Artificial leaf chemistry
04 April 2011 - Catalysis
In photosynthesis water and carbon dioxide in the presence of light react together to form carbohydrates and oxygen. In artificial photosynthesis this process is recreated in the laboratory. In a recent venture Barry Carpenter has plotted the next step in photosynthesis based on a certain carbon dioxide reduction using amines (Richardson et al. 2011 DOI). In this system CO2 is reduced by a metal porphyrin or metal corrole with p-terphenyl (PTP) as photosensitiser. The metal is reactivated by an tertiary amine as sacrifical catalyst (a.k.a. reductive quencher) This reaction is well known but thus far not very practical because it has not been possible yet to generate the amine.

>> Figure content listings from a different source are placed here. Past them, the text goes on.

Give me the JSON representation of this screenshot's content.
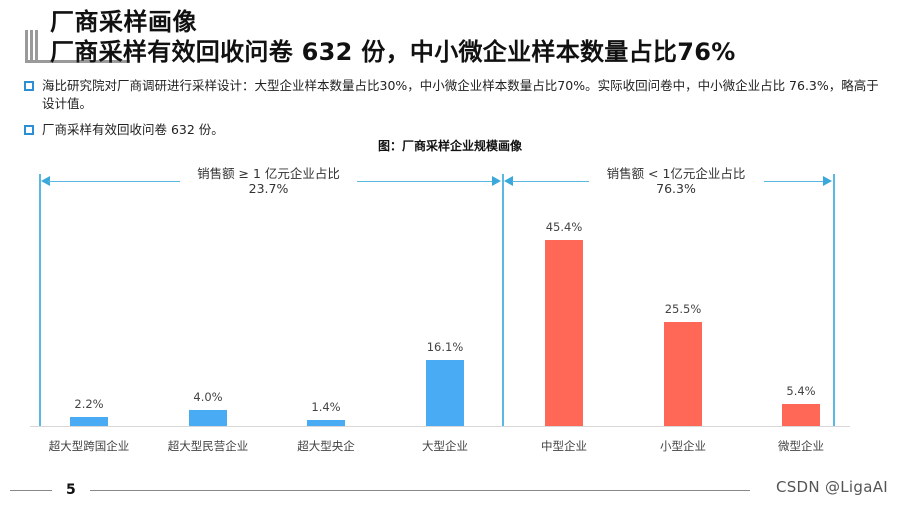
{
  "header": {
    "title_line1": "厂商采样画像",
    "title_line2": "厂商采样有效回收问卷 632 份，中小微企业样本数量占比76%"
  },
  "bullets": [
    {
      "icon": "hollow-square-bullet-icon",
      "text": "海比研究院对厂商调研进行采样设计：大型企业样本数量占比30%，中小微企业样本数量占比70%。实际收回问卷中，中小微企业占比 76.3%，略高于设计值。"
    },
    {
      "icon": "hollow-square-bullet-icon",
      "text": "厂商采样有效回收问卷 632 份。"
    }
  ],
  "colors": {
    "large_group": "#4aabf5",
    "small_group": "#ff6757",
    "bracket": "#5bb8e0",
    "bullet": "#2a8fd6"
  },
  "chart_data": {
    "type": "bar",
    "title": "图：厂商采样企业规模画像",
    "xlabel": "",
    "ylabel": "",
    "ylim": [
      0,
      50
    ],
    "grid": false,
    "categories": [
      "超大型跨国企业",
      "超大型民营企业",
      "超大型央企",
      "大型企业",
      "中型企业",
      "小型企业",
      "微型企业"
    ],
    "values": [
      2.2,
      4.0,
      1.4,
      16.1,
      45.4,
      25.5,
      5.4
    ],
    "value_labels": [
      "2.2%",
      "4.0%",
      "1.4%",
      "16.1%",
      "45.4%",
      "25.5%",
      "5.4%"
    ],
    "series": [
      {
        "name": "销售额 ≥ 1 亿元企业",
        "color": "#4aabf5",
        "categories": [
          "超大型跨国企业",
          "超大型民营企业",
          "超大型央企",
          "大型企业"
        ],
        "values": [
          2.2,
          4.0,
          1.4,
          16.1
        ]
      },
      {
        "name": "销售额 < 1亿元企业",
        "color": "#ff6757",
        "categories": [
          "中型企业",
          "小型企业",
          "微型企业"
        ],
        "values": [
          45.4,
          25.5,
          5.4
        ]
      }
    ],
    "annotations": [
      {
        "label": "销售额 ≥ 1 亿元企业占比",
        "value": "23.7%"
      },
      {
        "label": "销售额 < 1亿元企业占比",
        "value": "76.3%"
      }
    ]
  },
  "footer": {
    "page_number": "5",
    "watermark": "CSDN @LigaAI"
  }
}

In Carpenter's novel system the amine is regenerated in a kind of internal transfer hydrogenation. The catalyst (1) reacts with CO2 to form a radical cation 2 and a CO2 radical anion. A proton is then transfered to nitrogen from the neighboring bridge and the molecules cage structure makes sure this is an efficient step. The CO2 radical anion collects two protons first from the amino group and then from the alkyl bridge in a Hofmann elimination.

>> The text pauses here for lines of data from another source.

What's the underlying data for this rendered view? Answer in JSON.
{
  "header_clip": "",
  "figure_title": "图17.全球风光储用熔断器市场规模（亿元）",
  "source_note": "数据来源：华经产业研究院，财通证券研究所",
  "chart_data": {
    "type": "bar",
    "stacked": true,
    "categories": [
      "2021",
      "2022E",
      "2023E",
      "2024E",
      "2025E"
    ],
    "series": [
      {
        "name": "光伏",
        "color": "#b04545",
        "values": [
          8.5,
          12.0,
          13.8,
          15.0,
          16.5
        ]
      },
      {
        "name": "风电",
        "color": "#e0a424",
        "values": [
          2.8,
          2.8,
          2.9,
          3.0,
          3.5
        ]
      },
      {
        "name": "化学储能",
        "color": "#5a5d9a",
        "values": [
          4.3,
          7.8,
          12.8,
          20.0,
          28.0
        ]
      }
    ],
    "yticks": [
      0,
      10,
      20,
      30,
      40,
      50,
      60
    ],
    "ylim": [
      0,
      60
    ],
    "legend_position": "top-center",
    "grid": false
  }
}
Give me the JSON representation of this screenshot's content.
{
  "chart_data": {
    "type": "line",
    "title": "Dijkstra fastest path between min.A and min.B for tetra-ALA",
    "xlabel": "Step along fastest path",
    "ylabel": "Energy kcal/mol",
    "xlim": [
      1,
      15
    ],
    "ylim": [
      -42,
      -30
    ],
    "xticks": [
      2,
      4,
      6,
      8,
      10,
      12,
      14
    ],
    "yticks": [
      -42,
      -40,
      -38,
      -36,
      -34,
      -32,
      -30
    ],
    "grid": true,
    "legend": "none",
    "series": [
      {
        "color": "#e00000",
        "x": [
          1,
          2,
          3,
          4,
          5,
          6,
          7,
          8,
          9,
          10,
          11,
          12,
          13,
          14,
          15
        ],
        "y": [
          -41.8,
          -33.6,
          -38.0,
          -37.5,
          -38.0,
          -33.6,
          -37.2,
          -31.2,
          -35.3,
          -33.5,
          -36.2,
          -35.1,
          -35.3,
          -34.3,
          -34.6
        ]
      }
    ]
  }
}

The spent amino catalyst 5 now has an alkene group. In the grand scheme yet to be worked out CO2 reduction is coupled with photochemical water oxidation forming oxygen and hydrogen. Hydrogen then regenerates the catalyst. For now the Carpenter group made sure formic acid was formed and that the proposed structure for 5 was correct. Not all went according to plan: hydrogenation of 5 back to 1 with H2/Pd/C was possible in ethyl acetate but not in ethanol. The formation of 6 (after chloroform quench) is unexplained but amines are well known to behave oddly.